Even though the book was written just after World War II, and the science of treatment has changed so much (mustard gas, X-rays, and an insane diet were the primary treatments for Johnny), the disease progress itself has changed very little. That's disheartening. Change the language from X-ray to radiation, eliminate mustard gas and replace it with some other unproven experimental treatment, and change the type of diet, and both the treatment and the disease progress will feel the same then as it does now.

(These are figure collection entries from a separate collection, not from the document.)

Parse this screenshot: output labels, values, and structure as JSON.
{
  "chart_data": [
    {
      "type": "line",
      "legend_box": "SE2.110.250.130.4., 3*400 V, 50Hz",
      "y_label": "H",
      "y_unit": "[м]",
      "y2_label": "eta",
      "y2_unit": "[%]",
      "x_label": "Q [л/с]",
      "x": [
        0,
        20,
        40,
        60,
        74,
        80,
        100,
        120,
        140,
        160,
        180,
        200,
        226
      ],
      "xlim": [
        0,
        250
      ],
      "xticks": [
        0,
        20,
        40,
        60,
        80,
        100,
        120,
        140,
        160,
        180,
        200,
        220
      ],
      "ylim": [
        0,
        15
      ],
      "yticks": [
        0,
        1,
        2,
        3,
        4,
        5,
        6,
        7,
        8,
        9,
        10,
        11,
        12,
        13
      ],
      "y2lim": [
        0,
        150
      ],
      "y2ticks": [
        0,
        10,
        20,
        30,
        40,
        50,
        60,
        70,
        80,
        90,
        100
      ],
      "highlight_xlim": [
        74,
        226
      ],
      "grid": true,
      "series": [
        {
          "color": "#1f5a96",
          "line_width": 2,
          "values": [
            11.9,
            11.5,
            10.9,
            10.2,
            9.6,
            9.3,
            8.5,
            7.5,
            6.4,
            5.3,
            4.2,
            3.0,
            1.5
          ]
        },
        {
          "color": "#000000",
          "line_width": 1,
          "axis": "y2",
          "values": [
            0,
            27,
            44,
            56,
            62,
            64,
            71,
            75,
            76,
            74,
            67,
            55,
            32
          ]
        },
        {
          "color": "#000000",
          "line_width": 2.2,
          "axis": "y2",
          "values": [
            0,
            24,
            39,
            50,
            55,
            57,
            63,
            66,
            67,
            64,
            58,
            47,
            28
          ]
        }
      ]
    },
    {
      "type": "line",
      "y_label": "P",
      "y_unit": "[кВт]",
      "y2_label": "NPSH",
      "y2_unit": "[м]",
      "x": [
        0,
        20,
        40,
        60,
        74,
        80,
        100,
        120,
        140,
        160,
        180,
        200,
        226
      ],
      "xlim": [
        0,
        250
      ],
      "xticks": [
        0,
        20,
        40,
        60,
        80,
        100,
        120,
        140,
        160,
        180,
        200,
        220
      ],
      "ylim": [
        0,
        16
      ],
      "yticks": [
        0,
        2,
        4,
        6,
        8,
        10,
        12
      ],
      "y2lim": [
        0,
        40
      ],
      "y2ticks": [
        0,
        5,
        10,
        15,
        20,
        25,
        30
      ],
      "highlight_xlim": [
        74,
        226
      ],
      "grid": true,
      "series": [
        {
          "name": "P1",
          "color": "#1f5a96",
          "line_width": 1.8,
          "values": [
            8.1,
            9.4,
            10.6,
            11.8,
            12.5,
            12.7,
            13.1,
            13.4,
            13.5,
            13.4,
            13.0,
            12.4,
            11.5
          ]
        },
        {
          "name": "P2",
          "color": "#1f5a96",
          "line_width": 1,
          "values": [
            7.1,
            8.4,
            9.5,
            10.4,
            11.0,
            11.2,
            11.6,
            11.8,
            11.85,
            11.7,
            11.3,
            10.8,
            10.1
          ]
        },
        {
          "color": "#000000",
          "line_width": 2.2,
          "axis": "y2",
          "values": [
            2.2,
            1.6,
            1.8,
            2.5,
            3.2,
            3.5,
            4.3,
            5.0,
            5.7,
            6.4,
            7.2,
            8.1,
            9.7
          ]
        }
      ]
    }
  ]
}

But if cancer has changed very little, the way we live around it has changed so deeply, and that's what was more disheartening to me, today. Obviously this was a family of privilege, John Gunther an accomplished author and apparently Frances Gunther as well; they lived in Manhattan and had a home in the country and sent their child to elite prep schools. But there was an intellectual rigor and curiosity about Johnny that made me sad, in a way, because I just don't know if it exists any more. Johnny wrote letters to Einstein, spent most of his time conducting chemistry experiments and writing mathematical theories; he had composed a symphony at the age of 10, read academic texts out of curiosity, and talked of philosophy, science and religion in great detail. He was almost certainly an extraordinary young man.
But it also was a glimpse into American life before our obsession with social media, with the quick adrenaline surge of Facebook posts. His life was the opposite of superficial, it was filled with meaning and curiosity and engagement. And it is devastating, to see it cut off so abruptly, with so little warning; and in 2017, it is almost more devastating, to realize that none of us -- including me -- live that way any more. I would like to try to do better.